Docker 1.8 is coming soon! One of the major items in the 1.8 releases is its support for Fluentd as a Logging Driver. As the inventor of Fluentd, we are really excited about this progress. To quote Simon Hørup Eskildsen’s recent blog “Why Docker is Not Yet Succeeding Widely in Production”:
One example of an area that could’ve profited from change earlier is logging. Hardly a glamorous problem but nonetheless a universal one. There’s currently no great, generic solution. In the wild they’re all over the map: tail log files, log inside the container, log to the host through a mount, log to the host’s syslog, expose them via something like fluentd, log directly to the network from their applications or log to a file and have another process send the logs to Kafka. In 1.6, support for logging drivers was merged into core; however, drivers have to be accepted in core (which is hardly easy). In 1.7, experimental support for out-of-process plugins was merged, but – to my disappointment – it didn’t ship with a logging driver. I believe this is planned for 1.8, but couldn’t find that on official record. At that point, vendors will be able to write their own logging drivers. Sharing within the community will be trivial and no longer will larger applications have to resort to engineering a custom solution.
Therefore, we were stoked when Docker’s Fluentd Logging Driver landed.

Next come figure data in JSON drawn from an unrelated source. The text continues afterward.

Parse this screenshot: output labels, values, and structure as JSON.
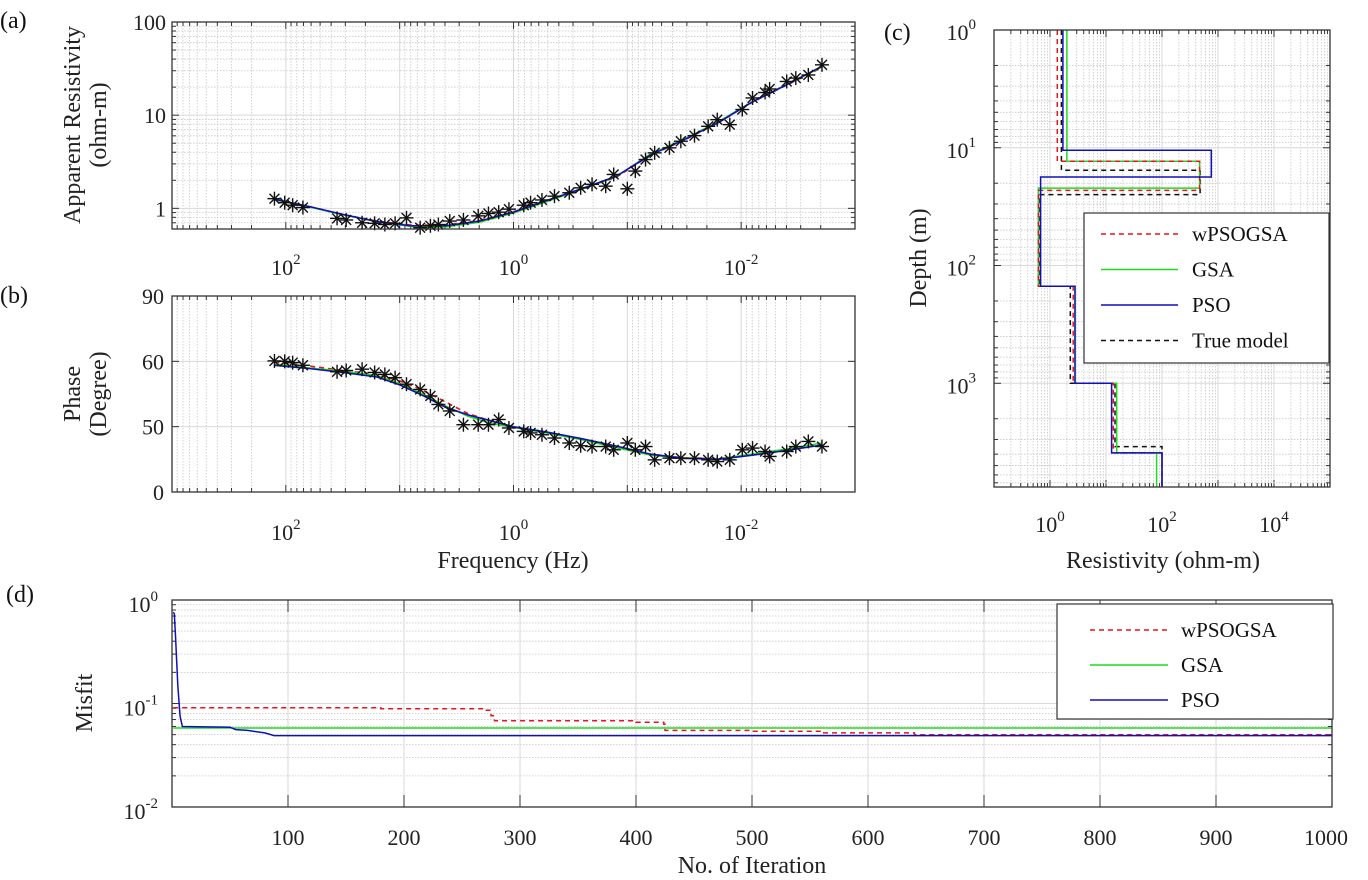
{
  "colors": {
    "wPSOGSA": "#e8141a",
    "GSA": "#1fdc1f",
    "PSO": "#1010b8",
    "True model": "#111111",
    "observed": "#111111",
    "grid_major": "#d9d9d9",
    "grid_minor": "#c8c8c8",
    "axes": "#333333"
  },
  "chart_data": [
    {
      "id": "a",
      "panel_label": "(a)",
      "type": "line",
      "xscale": "log",
      "yscale": "log",
      "x_reversed": true,
      "xlim": [
        0.001,
        1000
      ],
      "ylim": [
        0.6,
        100
      ],
      "grid": true,
      "xlabel": "",
      "ylabel_lines": [
        "Apparent Resistivity",
        "(ohm-m)"
      ],
      "xticks": [
        {
          "value": 100,
          "base": "10",
          "exp": "2"
        },
        {
          "value": 1,
          "base": "10",
          "exp": "0"
        },
        {
          "value": 0.01,
          "base": "10",
          "exp": "-2"
        }
      ],
      "yticks": [
        {
          "value": 1,
          "label": "1"
        },
        {
          "value": 10,
          "label": "10"
        },
        {
          "value": 100,
          "label": "100"
        }
      ],
      "observed": {
        "name": "Observed",
        "marker": "asterisk",
        "log10_frequency": [
          2.1,
          2.01,
          1.94,
          1.85,
          1.55,
          1.47,
          1.33,
          1.22,
          1.13,
          1.04,
          0.94,
          0.82,
          0.73,
          0.66,
          0.56,
          0.44,
          0.31,
          0.22,
          0.13,
          0.04,
          -0.09,
          -0.15,
          -0.25,
          -0.36,
          -0.49,
          -0.59,
          -0.69,
          -0.81,
          -0.88,
          -1.0,
          -1.07,
          -1.16,
          -1.24,
          -1.37,
          -1.47,
          -1.59,
          -1.71,
          -1.79,
          -1.9,
          -2.01,
          -2.1,
          -2.21,
          -2.25,
          -2.4,
          -2.48,
          -2.59,
          -2.71
        ],
        "values": [
          1.27,
          1.15,
          1.08,
          1.02,
          0.78,
          0.75,
          0.7,
          0.69,
          0.67,
          0.69,
          0.79,
          0.62,
          0.65,
          0.67,
          0.73,
          0.75,
          0.83,
          0.88,
          0.91,
          0.98,
          1.08,
          1.15,
          1.23,
          1.35,
          1.47,
          1.66,
          1.81,
          1.73,
          2.31,
          1.62,
          2.51,
          3.34,
          3.94,
          4.46,
          5.25,
          6.03,
          7.59,
          8.95,
          7.91,
          11.5,
          15.3,
          17.5,
          19.1,
          23.0,
          25.0,
          27.0,
          34.7
        ]
      },
      "series": [
        {
          "name": "wPSOGSA",
          "style": "dashed",
          "log10_frequency": [
            2.1,
            1.8,
            1.5,
            1.2,
            0.9,
            0.6,
            0.3,
            0.0,
            -0.3,
            -0.6,
            -0.9,
            -1.2,
            -1.5,
            -1.8,
            -2.1,
            -2.4,
            -2.71
          ],
          "values": [
            1.25,
            1.05,
            0.86,
            0.73,
            0.66,
            0.66,
            0.74,
            0.92,
            1.22,
            1.62,
            2.15,
            3.7,
            5.4,
            8.3,
            13.8,
            21.0,
            32.5
          ]
        },
        {
          "name": "GSA",
          "style": "solid",
          "log10_frequency": [
            2.1,
            1.8,
            1.5,
            1.2,
            0.9,
            0.6,
            0.3,
            0.0,
            -0.3,
            -0.6,
            -0.9,
            -1.2,
            -1.5,
            -1.8,
            -2.1,
            -2.4,
            -2.71
          ],
          "values": [
            1.24,
            1.04,
            0.85,
            0.72,
            0.64,
            0.63,
            0.71,
            0.89,
            1.19,
            1.6,
            2.18,
            3.8,
            5.55,
            8.5,
            14.0,
            21.4,
            33.0
          ]
        },
        {
          "name": "PSO",
          "style": "solid",
          "log10_frequency": [
            2.1,
            1.8,
            1.5,
            1.2,
            0.9,
            0.6,
            0.3,
            0.0,
            -0.3,
            -0.6,
            -0.9,
            -1.2,
            -1.5,
            -1.8,
            -2.1,
            -2.4,
            -2.71
          ],
          "values": [
            1.25,
            1.05,
            0.86,
            0.72,
            0.65,
            0.65,
            0.73,
            0.91,
            1.22,
            1.63,
            2.2,
            3.72,
            5.45,
            8.35,
            13.9,
            21.2,
            33.5
          ]
        }
      ]
    },
    {
      "id": "b",
      "panel_label": "(b)",
      "type": "line",
      "xscale": "log",
      "yscale": "linear-by-ticks",
      "x_reversed": true,
      "xlim": [
        0.001,
        1000
      ],
      "grid": true,
      "xlabel": "Frequency (Hz)",
      "ylabel_lines": [
        "Phase",
        "(Degree)"
      ],
      "xticks": [
        {
          "value": 100,
          "base": "10",
          "exp": "2"
        },
        {
          "value": 1,
          "base": "10",
          "exp": "0"
        },
        {
          "value": 0.01,
          "base": "10",
          "exp": "-2"
        }
      ],
      "yticks": [
        {
          "value": 0,
          "label": "0"
        },
        {
          "value": 50,
          "label": "50"
        },
        {
          "value": 60,
          "label": "60"
        },
        {
          "value": 90,
          "label": "90"
        }
      ],
      "observed": {
        "name": "Observed",
        "marker": "asterisk",
        "log10_frequency": [
          2.1,
          2.01,
          1.94,
          1.85,
          1.55,
          1.47,
          1.33,
          1.22,
          1.13,
          1.04,
          0.94,
          0.82,
          0.73,
          0.66,
          0.56,
          0.44,
          0.31,
          0.22,
          0.13,
          0.04,
          -0.09,
          -0.15,
          -0.25,
          -0.36,
          -0.49,
          -0.59,
          -0.69,
          -0.81,
          -0.88,
          -1.0,
          -1.07,
          -1.16,
          -1.24,
          -1.37,
          -1.47,
          -1.59,
          -1.71,
          -1.79,
          -1.9,
          -2.01,
          -2.1,
          -2.21,
          -2.25,
          -2.4,
          -2.48,
          -2.59,
          -2.71
        ],
        "values": [
          60.2,
          60.0,
          59.8,
          59.4,
          58.4,
          58.6,
          58.8,
          58.3,
          58.0,
          57.5,
          56.5,
          55.7,
          54.7,
          53.4,
          52.4,
          50.3,
          50.3,
          50.3,
          51.1,
          49.0,
          46.4,
          45.2,
          43.8,
          41.3,
          37.5,
          35.4,
          34.8,
          34.8,
          32.3,
          37.5,
          32.3,
          34.8,
          24.6,
          25.9,
          25.9,
          25.9,
          24.6,
          23.3,
          24.6,
          32.3,
          33.6,
          31.0,
          27.2,
          31.0,
          34.8,
          38.7,
          34.8
        ]
      },
      "series": [
        {
          "name": "wPSOGSA",
          "style": "dashed",
          "log10_frequency": [
            2.1,
            1.8,
            1.5,
            1.2,
            1.0,
            0.8,
            0.6,
            0.4,
            0.2,
            0.0,
            -0.3,
            -0.6,
            -0.9,
            -1.2,
            -1.5,
            -1.8,
            -2.1,
            -2.4,
            -2.71
          ],
          "values": [
            59.9,
            59.3,
            58.6,
            58.0,
            57.0,
            55.6,
            53.8,
            52.0,
            50.9,
            49.8,
            45.5,
            40.5,
            34.8,
            29.0,
            26.0,
            25.5,
            28.5,
            32.0,
            36.5
          ]
        },
        {
          "name": "GSA",
          "style": "solid",
          "log10_frequency": [
            2.1,
            1.8,
            1.5,
            1.2,
            1.0,
            0.8,
            0.6,
            0.4,
            0.2,
            0.0,
            -0.3,
            -0.6,
            -0.9,
            -1.2,
            -1.5,
            -1.8,
            -2.1,
            -2.4,
            -2.71
          ],
          "values": [
            59.6,
            59.0,
            58.5,
            57.8,
            56.6,
            55.0,
            53.2,
            51.6,
            50.5,
            49.5,
            45.0,
            40.0,
            34.0,
            28.3,
            25.6,
            25.3,
            29.0,
            32.8,
            37.5
          ]
        },
        {
          "name": "PSO",
          "style": "solid",
          "log10_frequency": [
            2.1,
            1.8,
            1.5,
            1.2,
            1.0,
            0.8,
            0.6,
            0.4,
            0.2,
            0.0,
            -0.3,
            -0.6,
            -0.9,
            -1.2,
            -1.5,
            -1.8,
            -2.1,
            -2.4,
            -2.71
          ],
          "values": [
            59.4,
            58.9,
            58.3,
            57.6,
            56.4,
            54.8,
            53.0,
            51.8,
            50.9,
            49.9,
            45.8,
            40.8,
            35.2,
            29.0,
            25.8,
            25.0,
            28.2,
            31.8,
            36.0
          ]
        }
      ]
    },
    {
      "id": "c",
      "panel_label": "(c)",
      "type": "line",
      "xscale": "log",
      "yscale": "log",
      "y_reversed": true,
      "xlim": [
        0.1,
        100000
      ],
      "ylim": [
        1,
        7600
      ],
      "grid": true,
      "xlabel": "Resistivity (ohm-m)",
      "ylabel": "Depth (m)",
      "xticks": [
        {
          "value": 1,
          "base": "10",
          "exp": "0"
        },
        {
          "value": 100,
          "base": "10",
          "exp": "2"
        },
        {
          "value": 10000,
          "base": "10",
          "exp": "4"
        }
      ],
      "yticks": [
        {
          "value": 1,
          "base": "10",
          "exp": "0"
        },
        {
          "value": 10,
          "base": "10",
          "exp": "1"
        },
        {
          "value": 100,
          "base": "10",
          "exp": "2"
        },
        {
          "value": 1000,
          "base": "10",
          "exp": "3"
        }
      ],
      "legend": {
        "position": "center-right",
        "entries": [
          "wPSOGSA",
          "GSA",
          "PSO",
          "True model"
        ]
      },
      "series": [
        {
          "name": "wPSOGSA",
          "style": "dashed",
          "resistivity": [
            1.35,
            470,
            0.62,
            2.6,
            13.5,
            100
          ],
          "layer_bottoms": [
            13.0,
            23.0,
            150,
            1000,
            3900
          ]
        },
        {
          "name": "GSA",
          "style": "solid",
          "resistivity": [
            2.0,
            470,
            0.62,
            2.8,
            15.5,
            80
          ],
          "layer_bottoms": [
            13.0,
            22.0,
            150,
            1000,
            3900
          ]
        },
        {
          "name": "PSO",
          "style": "solid",
          "resistivity": [
            1.7,
            760,
            0.68,
            2.8,
            12.6,
            100
          ],
          "layer_bottoms": [
            10.5,
            17.7,
            150,
            1000,
            3900
          ]
        },
        {
          "name": "True model",
          "style": "dashed",
          "resistivity": [
            1.6,
            480,
            0.64,
            2.3,
            14.5,
            100
          ],
          "layer_bottoms": [
            15.5,
            25.0,
            150,
            1000,
            3450
          ]
        }
      ]
    },
    {
      "id": "d",
      "panel_label": "(d)",
      "type": "line",
      "xscale": "linear",
      "yscale": "log",
      "xlim": [
        0,
        1000
      ],
      "ylim": [
        0.01,
        1
      ],
      "grid": true,
      "xlabel": "No. of Iteration",
      "ylabel": "Misfit",
      "xticks": [
        {
          "value": 100,
          "label": "100"
        },
        {
          "value": 200,
          "label": "200"
        },
        {
          "value": 300,
          "label": "300"
        },
        {
          "value": 400,
          "label": "400"
        },
        {
          "value": 500,
          "label": "500"
        },
        {
          "value": 600,
          "label": "600"
        },
        {
          "value": 700,
          "label": "700"
        },
        {
          "value": 800,
          "label": "800"
        },
        {
          "value": 900,
          "label": "900"
        },
        {
          "value": 1000,
          "label": "1000"
        }
      ],
      "yticks": [
        {
          "value": 0.01,
          "base": "10",
          "exp": "-2"
        },
        {
          "value": 0.1,
          "base": "10",
          "exp": "-1"
        },
        {
          "value": 1,
          "base": "10",
          "exp": "0"
        }
      ],
      "legend": {
        "position": "top-right",
        "entries": [
          "wPSOGSA",
          "GSA",
          "PSO"
        ]
      },
      "series": [
        {
          "name": "wPSOGSA",
          "style": "dashed",
          "x": [
            1,
            178,
            180,
            270,
            275,
            278,
            400,
            424,
            425,
            500,
            560,
            640,
            1000
          ],
          "y": [
            0.091,
            0.091,
            0.089,
            0.086,
            0.076,
            0.068,
            0.066,
            0.063,
            0.055,
            0.054,
            0.052,
            0.05,
            0.05
          ]
        },
        {
          "name": "GSA",
          "style": "solid",
          "x": [
            1,
            1000
          ],
          "y": [
            0.058,
            0.058
          ]
        },
        {
          "name": "PSO",
          "style": "solid",
          "x": [
            1,
            2,
            3,
            5,
            7,
            9,
            50,
            55,
            65,
            80,
            88,
            1000
          ],
          "y": [
            0.76,
            0.74,
            0.45,
            0.15,
            0.075,
            0.06,
            0.059,
            0.056,
            0.055,
            0.052,
            0.049,
            0.049
          ]
        }
      ]
    }
  ]
}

We were so excited that we immediately blogged how to set up Fluentd as a Docker Logging Driver.
In this blog post, we want to take a step back and summarize what use cases this new Fluentd + Docker integration enables. After all, Fluentd has 300+ plugins in its ecosystem =)

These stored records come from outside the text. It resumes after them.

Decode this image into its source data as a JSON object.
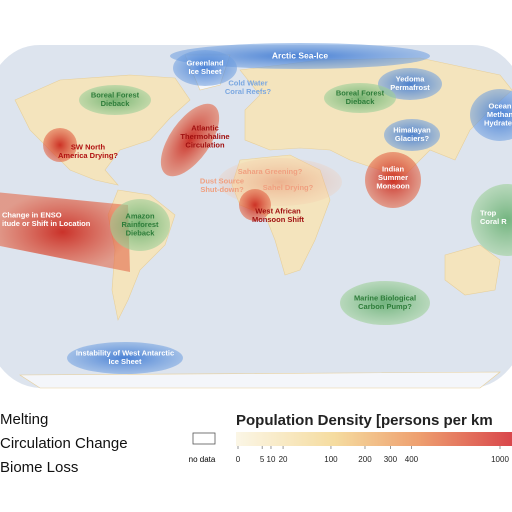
{
  "map": {
    "tipping_elements": [
      {
        "lines": [
          "Arctic Sea-Ice"
        ]
      },
      {
        "lines": [
          "Greenland",
          "Ice Sheet"
        ]
      },
      {
        "lines": [
          "Cold Water",
          "Coral Reefs?"
        ]
      },
      {
        "lines": [
          "Yedoma",
          "Permafrost"
        ]
      },
      {
        "lines": [
          "Boreal Forest",
          "Dieback"
        ]
      },
      {
        "lines": [
          "Boreal Forest",
          "Dieback"
        ]
      },
      {
        "lines": [
          "Ocean",
          "Methan",
          "Hydrates"
        ]
      },
      {
        "lines": [
          "SW North",
          "America Drying?"
        ]
      },
      {
        "lines": [
          "Atlantic",
          "Thermohaline",
          "Circulation"
        ]
      },
      {
        "lines": [
          "Himalayan",
          "Glaciers?"
        ]
      },
      {
        "lines": [
          "Indian",
          "Summer",
          "Monsoon"
        ]
      },
      {
        "lines": [
          "Sahara Greening?"
        ]
      },
      {
        "lines": [
          "Dust Source",
          "Shut-down?"
        ]
      },
      {
        "lines": [
          "Sahel Drying?"
        ]
      },
      {
        "lines": [
          "West African",
          "Monsoon Shift"
        ]
      },
      {
        "lines": [
          "Change in ENSO",
          "itude or Shift in Location"
        ]
      },
      {
        "lines": [
          "Amazon",
          "Rainforest",
          "Dieback"
        ]
      },
      {
        "lines": [
          "Trop",
          "Coral R"
        ]
      },
      {
        "lines": [
          "Marine Biological",
          "Carbon Pump?"
        ]
      },
      {
        "lines": [
          "Instability of West Antarctic",
          "Ice Sheet"
        ]
      }
    ]
  },
  "legend": {
    "items": [
      "Melting",
      "Circulation Change",
      "Biome Loss"
    ],
    "no_data": "no data"
  },
  "colorbar": {
    "title": "Population Density [persons per km",
    "ticks": [
      0,
      5,
      10,
      20,
      100,
      200,
      300,
      400,
      1000
    ]
  }
}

Use Case 1: Archiving Logs into Amazon S3
Using Fluentd’s S3 output plugin, the user can archive all container logs. By using tags intelligently, container names can map to buckets, allowing the logs to be organized at scale.
You never know when these logs are going to be useful, so start archiving them today.

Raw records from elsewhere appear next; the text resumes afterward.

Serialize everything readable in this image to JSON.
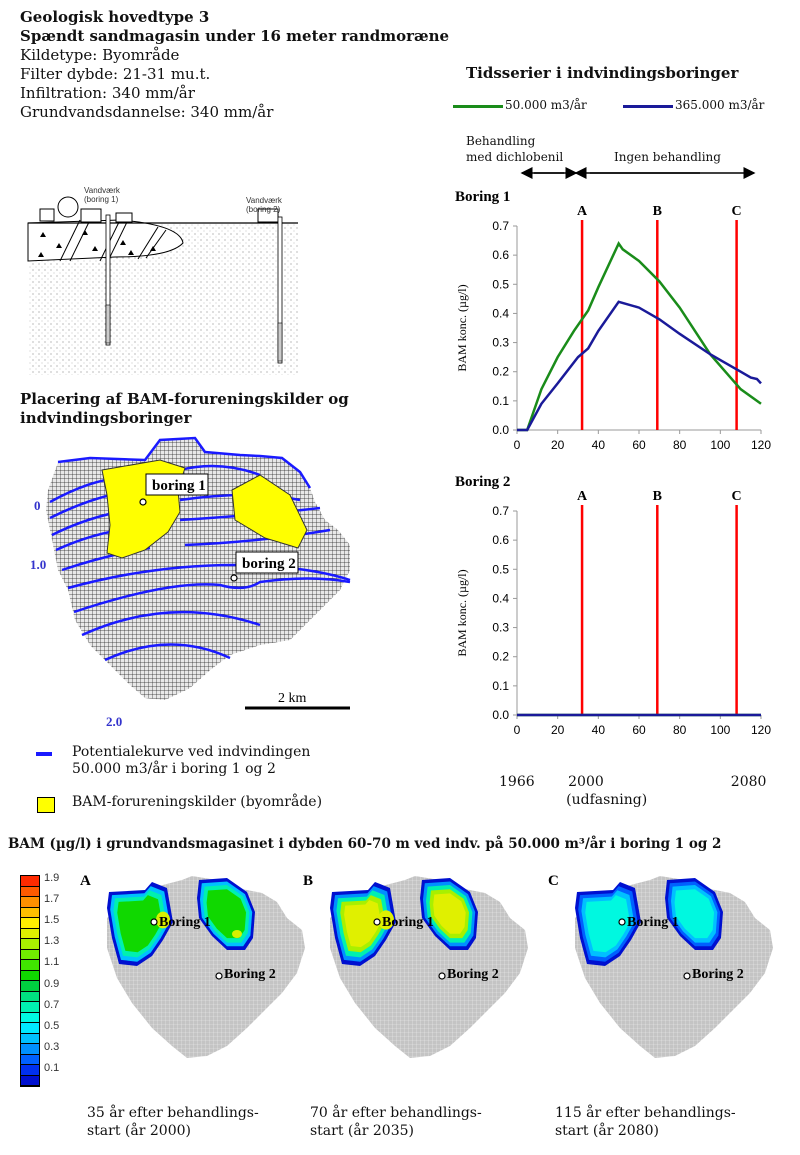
{
  "header": {
    "line1": "Geologisk hovedtype 3",
    "line2": "Spændt sandmagasin under 16 meter randmoræne",
    "line3": "Kildetype: Byområde",
    "line4": "Filter dybde: 21-31 mu.t.",
    "line5": "Infiltration: 340 mm/år",
    "line6": "Grundvandsdannelse: 340 mm/år"
  },
  "cross_section": {
    "label_boring1": [
      "Vandværk",
      "(boring 1)"
    ],
    "label_boring2": [
      "Vandværk",
      "(boring 2)"
    ]
  },
  "map_section": {
    "title_line1": "Placering af BAM-forureningskilder og",
    "title_line2": "indvindingsboringer",
    "boring1": "boring 1",
    "boring2": "boring 2",
    "contour_labels": [
      "0",
      "1.0",
      "2.0"
    ],
    "scale": "2 km",
    "legend": {
      "line_label1": "Potentialekurve ved indvindingen",
      "line_label2": "50.000 m3/år i boring 1 og 2",
      "box_label": "BAM-forureningskilder (byområde)"
    },
    "colors": {
      "contour": "#1a1aff",
      "source": "#ffff00"
    }
  },
  "timeseries": {
    "title": "Tidsserier i indvindingsboringer",
    "legend": [
      {
        "label": "50.000 m3/år",
        "color": "#1a8c1a"
      },
      {
        "label": "365.000 m3/år",
        "color": "#1a1a99"
      }
    ],
    "period1_line1": "Behandling",
    "period1_line2": "med dichlobenil",
    "period2": "Ingen behandling",
    "year_labels": [
      {
        "x": 0,
        "text": "1966"
      },
      {
        "x": 34,
        "text": "2000"
      },
      {
        "x": 114,
        "text": "2080"
      }
    ],
    "year_note": "(udfasning)"
  },
  "chart_data": [
    {
      "type": "line",
      "title": "Boring 1",
      "xlabel": "",
      "ylabel": "BAM konc. (µg/l)",
      "xlim": [
        0,
        120
      ],
      "ylim": [
        0,
        0.7
      ],
      "xticks": [
        0,
        20,
        40,
        60,
        80,
        100,
        120
      ],
      "yticks": [
        "0.0",
        "0.1",
        "0.2",
        "0.3",
        "0.4",
        "0.5",
        "0.6",
        "0.7"
      ],
      "markers": [
        {
          "label": "A",
          "x": 32
        },
        {
          "label": "B",
          "x": 69
        },
        {
          "label": "C",
          "x": 108
        }
      ],
      "series": [
        {
          "name": "50.000 m3/år",
          "x": [
            0,
            5,
            12,
            20,
            28,
            35,
            40,
            50,
            52,
            60,
            70,
            80,
            95,
            105,
            110,
            120
          ],
          "y": [
            0,
            0,
            0.14,
            0.25,
            0.34,
            0.41,
            0.49,
            0.64,
            0.62,
            0.58,
            0.51,
            0.42,
            0.26,
            0.18,
            0.14,
            0.09
          ]
        },
        {
          "name": "365.000 m3/år",
          "x": [
            0,
            5,
            12,
            20,
            30,
            35,
            40,
            50,
            60,
            70,
            80,
            95,
            100,
            110,
            115,
            118,
            120
          ],
          "y": [
            0,
            0,
            0.09,
            0.16,
            0.25,
            0.28,
            0.34,
            0.44,
            0.42,
            0.38,
            0.33,
            0.26,
            0.24,
            0.2,
            0.18,
            0.175,
            0.16
          ]
        }
      ]
    },
    {
      "type": "line",
      "title": "Boring 2",
      "xlabel": "",
      "ylabel": "BAM konc. (µg/l)",
      "xlim": [
        0,
        120
      ],
      "ylim": [
        0,
        0.7
      ],
      "xticks": [
        0,
        20,
        40,
        60,
        80,
        100,
        120
      ],
      "yticks": [
        "0.0",
        "0.1",
        "0.2",
        "0.3",
        "0.4",
        "0.5",
        "0.6",
        "0.7"
      ],
      "markers": [
        {
          "label": "A",
          "x": 32
        },
        {
          "label": "B",
          "x": 69
        },
        {
          "label": "C",
          "x": 108
        }
      ],
      "series": [
        {
          "name": "50.000 m3/år",
          "x": [
            0,
            120
          ],
          "y": [
            0,
            0
          ]
        },
        {
          "name": "365.000 m3/år",
          "x": [
            0,
            120
          ],
          "y": [
            0,
            0
          ]
        }
      ]
    }
  ],
  "bottom": {
    "title": "BAM (µg/l) i grundvandsmagasinet i dybden 60-70 m ved indv. på 50.000 m³/år i boring 1 og 2",
    "colorbar": {
      "labels": [
        "1.9",
        "1.7",
        "1.5",
        "1.3",
        "1.1",
        "0.9",
        "0.7",
        "0.5",
        "0.3",
        "0.1"
      ],
      "colors": [
        "#ff2a00",
        "#ff5a00",
        "#ff9000",
        "#ffc000",
        "#ffee00",
        "#e0f000",
        "#a8f000",
        "#70ec00",
        "#40e400",
        "#10d800",
        "#00d040",
        "#00e080",
        "#00f0b0",
        "#00f8e0",
        "#00e8ff",
        "#00c0ff",
        "#0090ff",
        "#0060ff",
        "#0030f0",
        "#0010d0"
      ]
    },
    "panels": [
      {
        "letter": "A",
        "boring1": "Boring 1",
        "boring2": "Boring 2",
        "caption1": "35 år efter behandlings-",
        "caption2": "start (år 2000)"
      },
      {
        "letter": "B",
        "boring1": "Boring 1",
        "boring2": "Boring 2",
        "caption1": "70 år efter behandlings-",
        "caption2": "start (år 2035)"
      },
      {
        "letter": "C",
        "boring1": "Boring 1",
        "boring2": "Boring 2",
        "caption1": "115 år efter behandlings-",
        "caption2": "start (år 2080)"
      }
    ]
  }
}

Use Case 2: Making Logs Searchable with Elasticsearch
Using FLuentd’s Elasticsearch output plugin, all your Docker logs become searchable. This is convenient for ops engineers who might need to search through dead containers’ logs.
Use Case 3: Streaming Logs into Data Processing Backends
If you want to do analytics on your raw container logs, you can also send all Docker container logs to HDFS via the HDFS output plugin. Once the data is in HDFS, you can run any of the HDFS-friendly data processing engines (ex: Hive, Presto, Spark, Flink, Impala, etc. So many of these nowadays!) A shameless plug: if you don’t want to manage your analytics backend, you can always stream your Docker container logs to Treasure Data.
Use Case 4: Streaming Logs into Monitoring Services
If a whole bunch of Redis containers are having issues, you probably want to know ASAP. You can stream your container logs to monitoring services like Datadog and Librato. If you like to keep your stuff in-house, Fluentd supports these as well.
Use Case 5: Orchestration Frameworks
Among container orchestration frameworks, Kubernetes was early to adopt Fluentd as a log collector. At the time, the approach that they had to take was rather kludgy (certainly not their fault but Fluentd’s), but the new Fluentd Logging Driver, it’s easy for orchestration frameworks like Mesosphere and Docker Swarm to bundle Fluentd into the core.
We are super excited about Docker 1.8. Huge props to the Docker Core, and happy containerization!